Die Evangelische Kirche in Deutschland sucht nach Relevanz in einer säkularen Welt. Dieses Streben ist verständlich. Doch die Mittel, mit denen sie diese Relevanz sucht, offenbaren einen tief sitzenden Sprung im moralischen Kompass.
Luisa Neubauer war Kanzelpredigerin bei der zentralen Bonner Reformationsfeier vergangenen Freitag. Mehr als 1.200 Kirchgänger lauschten ihr in der vollbesetzten Kreuzkirche am Kaiserplatz. Das jüngste Beispiel dafür, wie die Kirche sich für eine einseitige politische Agenda einspannen lässt.
Die Klima-Ikone sprach in ihrer Predigt mehrfach vom "ökologischen Kollaps", bemühte und überdehnte damit das Endzeitszenario, dem sie ihre Relevanz verdankt. Doch wenn die Kanzel zur Bühne für sie wird, ist der Skandal noch nicht einmal das, was sie sagt – sondern das, was sie nicht sagt. Was für ein Signal sendet die Kirche mit der Einladung an diese Rednerin?
Selektive Empörung ist nicht christlich
Luisa Neubauer – eine prominente Figur, die ihre Reichweite primär für tagespolitische Anliegen im hiesigen Diskurs nutzt – steht für eine Bewegung, die bei Themen außerhalb der westlichen Komfortzone beharrlich schweigt. Die evangelische Kirche sollte sich aufrichtig fragen: Warum wird jemand als Gewissensträger umgarnt, dessen moralisches Spektrum bemerkenswert eng gesteckt ist?
Neubauer gehört zu den Unterzeichnern offener Briefe, die einen Stopp deutscher Waffenexporte nach Israel fordern. Die barbarischen Verbrechen der Hamas gegen die israelische Zivilbevölkerung werden dabei auf bequeme Weise ignoriert.
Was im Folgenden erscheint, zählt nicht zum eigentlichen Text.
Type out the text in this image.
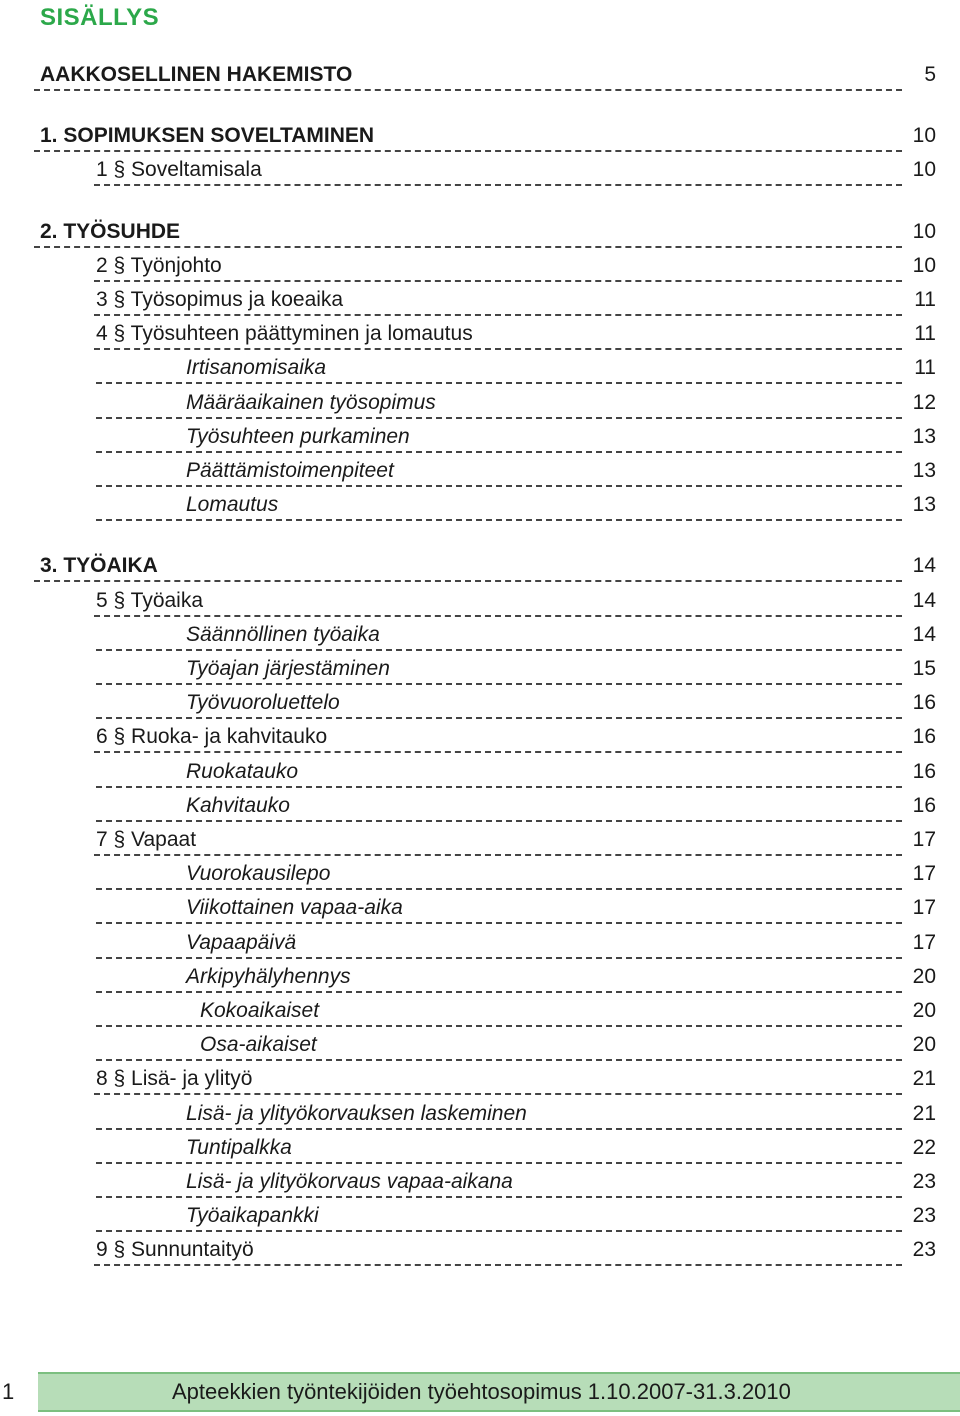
SISÄLLYS
AAKKOSELLINEN HAKEMISTO	5
1. SOPIMUKSEN SOVELTAMINEN	10
1 § Soveltamisala	10
2. TYÖSUHDE	10
2 § Työnjohto	10
3 § Työsopimus ja koeaika	11
4 § Työsuhteen päättyminen ja lomautus	11
Irtisanomisaika	11
Määräaikainen työsopimus	12
Työsuhteen purkaminen	13
Päättämistoimenpiteet	13
Lomautus	13
3. TYÖAIKA	14
5 § Työaika	14
Säännöllinen työaika	14
Työajan järjestäminen	15
Työvuoroluettelo	16
6 § Ruoka- ja kahvitauko	16
Ruokatauko	16
Kahvitauko	16
7 § Vapaat	17
Vuorokausilepo	17
Viikottainen vapaa-aika	17
Vapaapäivä	17
Arkipyhälyhennys	20
Kokoaikaiset	20
Osa-aikaiset	20
8 § Lisä- ja ylityö	21
Lisä- ja ylityökorvauksen laskeminen	21
Tuntipalkka	22
Lisä- ja ylityökorvaus vapaa-aikana	23
Työaikapankki	23
9 § Sunnuntaityö	23
1	Apteekkien työntekijöiden työehtosopimus 1.10.2007-31.3.2010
Auch zur Christenverfolgung in Nigeria oder zu den schrecklichen Ereignissen im Sudan ist von Luisa Neubauer und ihrer Bewegung nichts zu hören. Zu einer Demonstration gegen die Kriegsgräuel und Menschenrechtsverletzungen im Sudan erschienen vor ein paar Tagen in Berlin nur knapp 200 Menschen.
Natürlich kann nicht jeder über alles sprechen: Aber jemand, der so offensichtlich wegschaut, wo es unbequem wird oder der eigenen politischen Agenda widerspricht, ist keine glaubwürdige moralische Autorität.
Hinzu kommt die vergiftete Aura, die Teile der Bewegung um Fridays for Future umgibt. Die Eklats um Greta Thunberg seit Oktober 2023, in denen sich antisemitische Tendenzen manifestierten, mögen Frau Neubauer zu Distanzierung veranlasst haben. Dennoch bleibt die Frage: Kann man sich aus diesem Umfeld, in dem Antisemitismus offenbar gedeiht, einfach herauslösen, ohne die systemische Problematik zu adressieren?
Die Kirche als Behelfsbühne des Zeitgeistes
Eine solche Predigt in der Kirche stärkt nicht den Glauben, sondern entwertet den Ort.
Der Vorgang bestätigt die Warnungen von Bundestagspräsidentin Julia Klöckner: Wenn das kirchliche Handeln sich auf die Verstärkung tagespolitischer Forderungen reduziert, hat es seinen inneren Kompass endgültig verloren und wird zur Behelfsbühne des Zeitgeistes.
Die Kirche muss sich erinnern, worin ihre eigene Autorität begründet ist.
Die Evangelische Kirche Bonn lud in Verbindung mit Neubauers Auftritt ein zur Teilnahme an Klimademos im November. Vereint hinter dem Banner "Klimagerechtigkeit jetzt, weil wir die Schöpfung lieben". Auch hier war vom "ökologischen Kollaps" die Rede. Man gefällt sich im Gefühl, zu den Guten zu gehören, die ihn noch zu verhindern suchen.
In Wahrheit muss die Kirche sich aber fragen, ob sie den vorübergehenden Applaus dieser Guten überhaupt will – derer, die sie insgeheim als Teil der alten, zu überwindenden Welt ablehnen. Oder ob sie denen ein Anker sein will, die sich verloren haben. Sie muss sich erinnern, worin ihre eigene Autorität begründet ist: nicht in säkularen Untergangsprophetien, sondern im Geheimnis des Glaubens.